La mecha, engomada para permitir que quemara bajo el agua, se encendía con el contacto con la cuerda de esparto y la chispa corría hasta el detonador (el “pitón”) que provocaba la explosión de la dinamita. La carga se tiraba a una cierta distancia de la embarcación, “al menos unos cinco metros” y a veces la primera deflagración servía para matar o aturdir pescados más pequeños atraídos por el pescado más grande, como los meros, y entonces se provocaba una segunda explosión. El pescado, que quedaba flotando en la superficie, se recogía con un salabre hecho de una rama larga de sabina, al que se añadía una red de hilo de cáñamo.
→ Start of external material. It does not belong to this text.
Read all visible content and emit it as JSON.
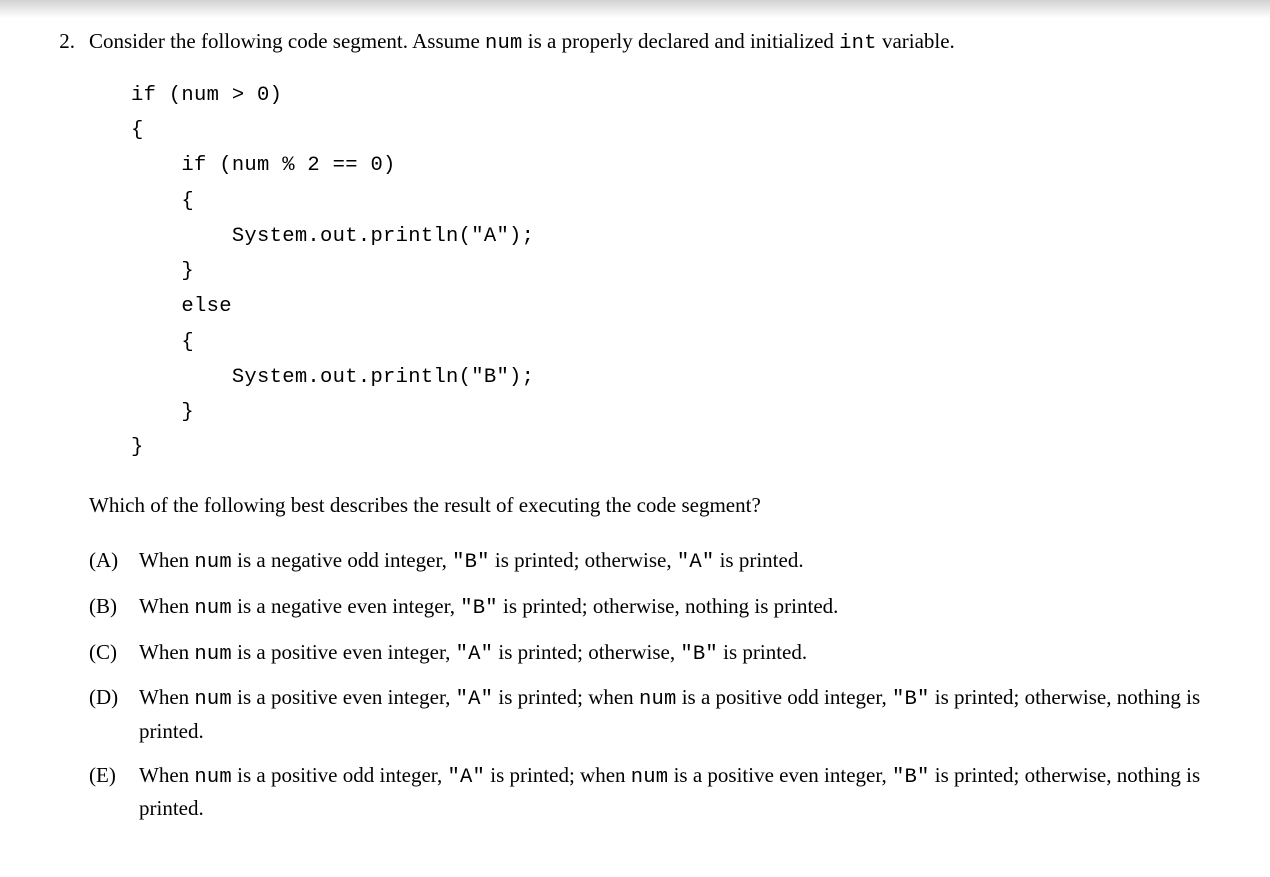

Juanito asegura que el pescado muerto con explosivos no presentaba ninguna señal distintiva, quedaba intacto, ni tampoco se le apreciaba ningún sabor característico, si bien recuerda que corría la voz que un atracón de “salpas muertas por cohete provocaba dolores de cabeza y si era para cenar, pesadillas por la noche”, aunque él, que había comido muchas, nunca sufrió estos inconvenientes.

Sobre el origen de la dinamita, Juanito asegura que su padre la conseguía en Ibiza, “quizás de alguna cantera”, pero no recuerda más detalles. De hecho, el pintor Antoni Taulé, que durante un breve periodo, entre 1971 y 1972, ejerció de arquitecto técnico en Formentera, afirma que al realizar las detonaciones para la obra de un complejo turístico al pie de la Mola, un pescador le había propuesto, discretamente, comprarle algunos cartuchos de dinamita.

En 2007, los investigadores Vicent Ferrer y Raquel Guasch recogieron, en su estudio ‘Ecotoponímia de les vendes orientals de Formentera’, el testimonio de Francesc Mayans Mayans. En ‘Xicu Teuet’ explicó que “la dinamita [para pescar] la adquiría en Ibiza, en can Patricio (…) armería del barrio de la Marina de Vila que se anunciaba como “expendiduría oficial de explosivos”, en cajas de unos 5 kilos y medio que costaban entre 40 y 50 pesetas “. En una ocasión, el hombre “fue a comprar y vio que en la tienda había agentes de la autoridad. Cuando le preguntaron qué quería, dijo, para disimular, que necesitaba anzuelos e hilo. El vendedor, que ya lo conocía (…), le dijo que si tenía otras cosas que hacer en Vila que las fuera a hacer, que él ya le traería los anzuelos y el hilo a la barca, cuando esta saliera. En el momento de embarcarse el vendedor le trajo la dinamita que necesitaba a la barca”.

Juanito afirma que “la Guardia Civil sabia bien quien pescaba de cohete”, pero ellos eran suficientemente hábiles para no dejarse perseguir, aunque sí que estuvieron cerca una vez. Un día “alguien denunció al mi padre” y los agentes fueron directos a can Pep Xomeu y rebuscaron por toda la casa una prueba que lo incriminara. Los guardias tuvieron tan poco olfato que se fueron de vacío y no advirtieron un cuadro que no descansaba vertical, como la pared donde estaba colgado, sino que estaba inclinado, porque detrás, “mi padre tenía escondida una buena reserva de cartuchos “.